Goldie had shrivelled herself into the wings of her wicker throne, hair like brass curtain-rings escaping from the pink and yellow turban. Bliss shook his head sadly.

‘An’ I never had them on no streets!’ Goldie said.

‘Only ’cause they wouldn’t bloody do it, as decent icon-carrying Russian Orthodox-Oh, the shame of it, Goldie.’ Bliss leaned towards her, sniffing at the perfume she evidently wore in bed. ‘Oh, the ignominy of one of Hereford’s leading hoteliers nicked for fencing leggings and camisoles.’

‘What you want?’

‘… and all the extra menial offences which might come to light.’

‘ What you want off me? ’

‘All right.’ Bliss lifted a calming hand. ‘Let’s stand back a little from this. Allow me to bring you up to speed on West Mercia’s investigation of the murder of the Marinescu sisters.’

Leaning back into the silly chair, Bliss talked very simply and with compassion about an old lady whose handbag had been stolen by two young women in a mail-order surplus store and who’d been so upset that she’d subsequently passed away.

‘This old lady,’ Bliss said, ‘her name was Cynthia Wise, from Bobblestock. She had five children and, I think, sixteen or seventeen grandchildren?’

All this background had been waiting for him when he’d arrived at Gaol Street, well before dawn. A little fizz in the air at a normally cheerless hour.

‘I never knowed her, Mr Francis. I never goes near Bobblestock.’

‘Yeh, but what a tragic story, eh, Goldie? Could be you, couldn’t it? In a year or two. Y’know, if that was my gran, God rest her little old soul, I’d feel more than a bit aggrieved at these people coming from the fringes of the Euro-heap, as good as murdering innocent pensioners for a cheap handbag and a couple of twenties. Cause the death of a decent, much-loved old lady and what happens to them if they get nicked? First offence. Bugger all! What kind of justice is that, Goldie?’

‘I still don’t know…’ Goldie’s cold eyes jittering just enough for him to know he was in ‘… what you wants.’

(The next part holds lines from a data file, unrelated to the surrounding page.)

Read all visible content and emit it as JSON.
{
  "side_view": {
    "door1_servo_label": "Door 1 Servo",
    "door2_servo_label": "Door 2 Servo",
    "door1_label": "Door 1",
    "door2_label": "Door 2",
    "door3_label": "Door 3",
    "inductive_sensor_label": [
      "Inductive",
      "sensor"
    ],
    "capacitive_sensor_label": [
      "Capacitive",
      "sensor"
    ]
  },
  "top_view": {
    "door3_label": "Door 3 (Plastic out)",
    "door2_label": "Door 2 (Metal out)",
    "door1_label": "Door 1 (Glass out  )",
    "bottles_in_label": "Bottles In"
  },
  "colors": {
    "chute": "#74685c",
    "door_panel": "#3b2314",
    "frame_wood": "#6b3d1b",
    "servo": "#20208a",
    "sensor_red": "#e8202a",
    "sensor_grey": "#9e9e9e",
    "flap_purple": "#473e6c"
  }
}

‘Well, I haven’t actually made up me mind, yet, but I’m… you know, I’m wairkin ’ on it.’

‘Always helped you out, Mr Francis, you knows that.’ Goldie folding her arms, hands vanishing into the opposite sleeves. ‘I do’s everythin’ in my powers to help the police.’

Bliss sniffed.

‘Not done much at all, the more I think about it. Nor’enough to melt me stony heart on this one.’

‘Well, I don’t know about no handbags.’ Goldie so far back in the chair now that you could hear its fibres twisting. ‘You won’t find no handbags yere, thass a damn fact.’

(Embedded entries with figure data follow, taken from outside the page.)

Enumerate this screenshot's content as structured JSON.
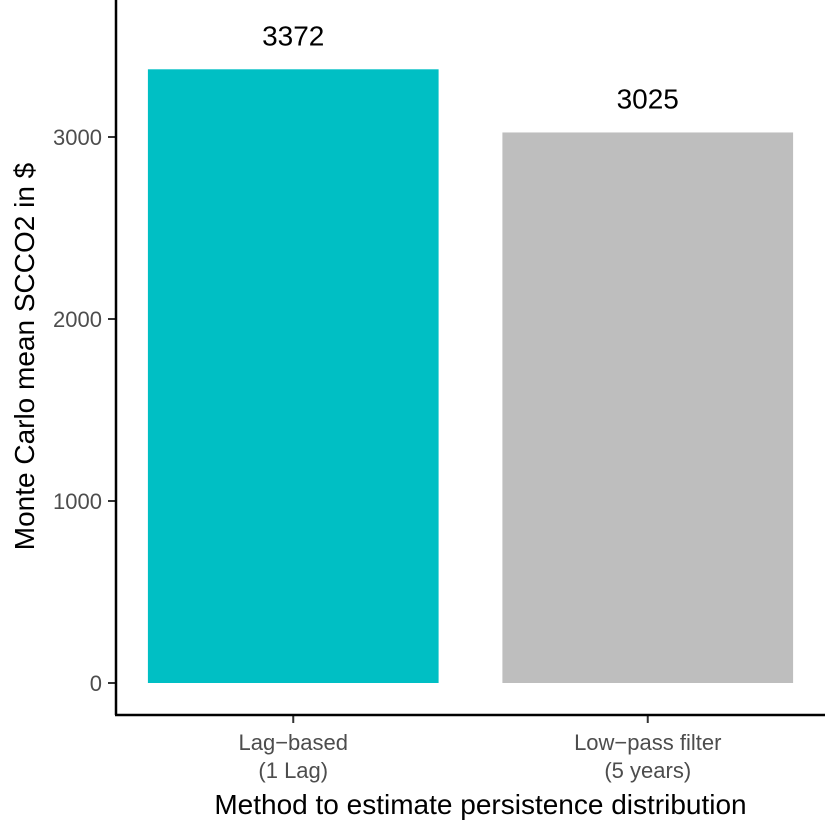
{
  "chart_data": {
    "type": "bar",
    "title": "",
    "xlabel": "Method to estimate persistence distribution",
    "ylabel": "Monte Carlo mean SCCO2 in $",
    "categories": [
      [
        "Lag−based",
        "(1 Lag)"
      ],
      [
        "Low−pass filter",
        "(5 years)"
      ]
    ],
    "values": [
      3372,
      3025
    ],
    "value_labels": [
      "3372",
      "3025"
    ],
    "colors": [
      "#00BFC4",
      "#BEBEBE"
    ],
    "y_ticks": [
      0,
      1000,
      2000,
      3000
    ],
    "y_tick_labels": [
      "0",
      "1000",
      "2000",
      "3000"
    ],
    "ylim": [
      -180,
      3720
    ],
    "grid": false,
    "legend": "none"
  }
}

‘Well, no, the only place I’d expect to find a stolen handbag is at the bottom of the Wye with a brick inside.’ Oh yes… closing in. ‘I suppose you could try talking to me. Maybe a few anecdotes you’ve heard from your clientele and the gentlefolk around the Plas. Bearing in mind that I don’t care where it comes from if it’s sufficiently entertaining and contains an element of verifiable truth, and… You’ve gone quiet, Goldie.’